According to some experts, the solution lies in modular privacy architecture that prioritizes flexibility and user control, rather than rigid, biometric-heavy models. Instead of forcing users into a system where their biometric data is captured and stored centrally, this architecture allows for more adaptable and user-driven privacy settings. This means users can choose how and when to verify aspects of their identity without necessarily revealing the underlying raw, sensitive data.

Nanak Nihal Khalsa, the co-founder of Web3 project Holonym, is a proponent of this approach. He told Bitcoin.com News that KYC without privacy-preserving design, especially zero-knowledge proofs, is a ticking time bomb. He added that as long as exchanges and platforms warehouse sensitive user data in centralized databases, they create honeypots that inevitably attract attackers. He explained why a modular approach is groundbreaking”

“A modular approach to privacy architecture changes the equation. Zero-knowledge proofs and other verifiable credentials allow platforms to meet compliance requirements without ever storing or even seeing users’ most sensitive information. Identity becomes a proof, not a file.”

The co-founder insists that such solutions increasingly matters because the data being collected by Web3 companies is only getting more personal. He argues that relying on biometrics like fingerprints or DNA for identification poses a permanent risk: once compromised, unlike government IDs, these unique personal identifiers cannot be reset.

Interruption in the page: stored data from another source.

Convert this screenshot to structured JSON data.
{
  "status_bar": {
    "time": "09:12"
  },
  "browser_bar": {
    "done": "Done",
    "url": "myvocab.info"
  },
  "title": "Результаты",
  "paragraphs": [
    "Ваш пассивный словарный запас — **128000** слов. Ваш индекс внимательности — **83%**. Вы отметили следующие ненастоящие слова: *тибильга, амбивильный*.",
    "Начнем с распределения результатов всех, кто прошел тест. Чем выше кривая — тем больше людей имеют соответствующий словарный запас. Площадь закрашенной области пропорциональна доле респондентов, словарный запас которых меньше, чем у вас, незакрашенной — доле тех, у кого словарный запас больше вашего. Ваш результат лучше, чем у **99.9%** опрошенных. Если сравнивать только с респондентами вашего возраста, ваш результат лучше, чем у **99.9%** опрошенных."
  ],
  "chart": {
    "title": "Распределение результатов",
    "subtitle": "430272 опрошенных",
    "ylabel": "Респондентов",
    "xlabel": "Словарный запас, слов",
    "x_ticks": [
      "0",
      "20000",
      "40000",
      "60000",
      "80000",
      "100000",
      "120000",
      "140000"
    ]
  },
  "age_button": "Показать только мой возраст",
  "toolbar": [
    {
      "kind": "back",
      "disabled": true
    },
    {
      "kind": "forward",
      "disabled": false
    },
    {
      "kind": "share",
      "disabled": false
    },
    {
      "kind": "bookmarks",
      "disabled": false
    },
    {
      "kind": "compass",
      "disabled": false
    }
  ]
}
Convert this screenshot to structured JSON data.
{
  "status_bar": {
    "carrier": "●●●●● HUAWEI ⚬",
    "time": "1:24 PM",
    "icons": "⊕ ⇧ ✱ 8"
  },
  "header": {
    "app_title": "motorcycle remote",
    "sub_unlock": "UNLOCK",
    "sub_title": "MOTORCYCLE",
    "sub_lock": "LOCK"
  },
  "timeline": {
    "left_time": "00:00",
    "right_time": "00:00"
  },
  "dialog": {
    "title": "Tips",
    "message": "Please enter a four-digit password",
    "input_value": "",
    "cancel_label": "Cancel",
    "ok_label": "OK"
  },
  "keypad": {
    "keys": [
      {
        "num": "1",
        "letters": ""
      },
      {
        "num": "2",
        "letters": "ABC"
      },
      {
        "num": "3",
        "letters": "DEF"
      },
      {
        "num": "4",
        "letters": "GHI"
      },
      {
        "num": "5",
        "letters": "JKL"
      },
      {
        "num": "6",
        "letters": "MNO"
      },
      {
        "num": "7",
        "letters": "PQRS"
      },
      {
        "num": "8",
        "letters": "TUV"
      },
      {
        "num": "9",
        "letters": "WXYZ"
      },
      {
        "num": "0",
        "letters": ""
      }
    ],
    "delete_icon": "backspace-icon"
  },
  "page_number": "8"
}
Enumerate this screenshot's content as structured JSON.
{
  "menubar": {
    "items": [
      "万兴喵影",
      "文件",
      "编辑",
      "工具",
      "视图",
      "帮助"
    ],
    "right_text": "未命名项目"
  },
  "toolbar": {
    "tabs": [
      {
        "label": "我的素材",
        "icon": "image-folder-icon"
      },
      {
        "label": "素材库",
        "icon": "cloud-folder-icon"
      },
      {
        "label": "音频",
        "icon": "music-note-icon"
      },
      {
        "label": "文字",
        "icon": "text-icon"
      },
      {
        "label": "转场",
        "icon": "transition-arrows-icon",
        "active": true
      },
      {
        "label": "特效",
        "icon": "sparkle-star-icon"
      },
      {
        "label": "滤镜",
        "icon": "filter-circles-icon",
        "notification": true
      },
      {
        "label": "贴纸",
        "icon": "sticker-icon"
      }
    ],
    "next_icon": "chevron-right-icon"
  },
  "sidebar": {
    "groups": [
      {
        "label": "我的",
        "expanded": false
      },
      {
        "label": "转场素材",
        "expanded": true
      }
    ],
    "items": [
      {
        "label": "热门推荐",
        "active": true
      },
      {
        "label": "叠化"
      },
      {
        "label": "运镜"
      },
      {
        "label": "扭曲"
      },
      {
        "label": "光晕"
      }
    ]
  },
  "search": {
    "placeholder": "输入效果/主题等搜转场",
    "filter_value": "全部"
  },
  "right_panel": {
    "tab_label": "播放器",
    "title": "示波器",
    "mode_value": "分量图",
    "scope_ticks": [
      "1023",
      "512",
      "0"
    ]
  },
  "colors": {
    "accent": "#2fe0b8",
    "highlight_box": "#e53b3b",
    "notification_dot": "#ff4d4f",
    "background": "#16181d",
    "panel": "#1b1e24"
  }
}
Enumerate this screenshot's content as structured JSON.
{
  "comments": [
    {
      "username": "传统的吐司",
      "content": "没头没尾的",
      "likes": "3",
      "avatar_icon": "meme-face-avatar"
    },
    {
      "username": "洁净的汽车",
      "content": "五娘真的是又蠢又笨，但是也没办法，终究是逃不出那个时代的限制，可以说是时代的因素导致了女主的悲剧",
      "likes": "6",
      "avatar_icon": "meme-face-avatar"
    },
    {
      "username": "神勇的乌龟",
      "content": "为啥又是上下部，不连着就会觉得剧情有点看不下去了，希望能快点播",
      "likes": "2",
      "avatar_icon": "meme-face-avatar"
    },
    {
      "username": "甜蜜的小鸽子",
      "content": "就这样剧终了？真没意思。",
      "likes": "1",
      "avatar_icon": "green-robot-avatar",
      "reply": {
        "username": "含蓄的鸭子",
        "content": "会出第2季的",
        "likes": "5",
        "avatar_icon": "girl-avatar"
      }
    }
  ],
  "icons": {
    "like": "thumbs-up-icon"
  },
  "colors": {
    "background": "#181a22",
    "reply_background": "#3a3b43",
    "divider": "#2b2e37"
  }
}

Khalsa’s Holonym offers a modular digital identity solution that uses ZKPs for privacy and compliance, rather than biometrics. Its Human ID protocol has to date allowed over 125,000 pseudonymous users in 180 countries to verify personhood without revealing their identity. With a privacy-first and decentralized design, Holonym aims to “bring digital rights to the world,” by encouraging websites and even governments to adopt its protocol for ID verification. This modular approach, according to Holonym, helps mitigate security risks and builds trust in digital identity.

Meanwhile, Khalsa acknowledged that incidents like the recent Coinbase breach highlight a deeper problem in crypto infrastructure and underscore how flawed identity systems built on centralized, monolithic architectures are.

“The future of compliance isn’t about collecting more data. It’s about proving more with less. Privacy by architecture, not privacy by hope,” the co-founder said.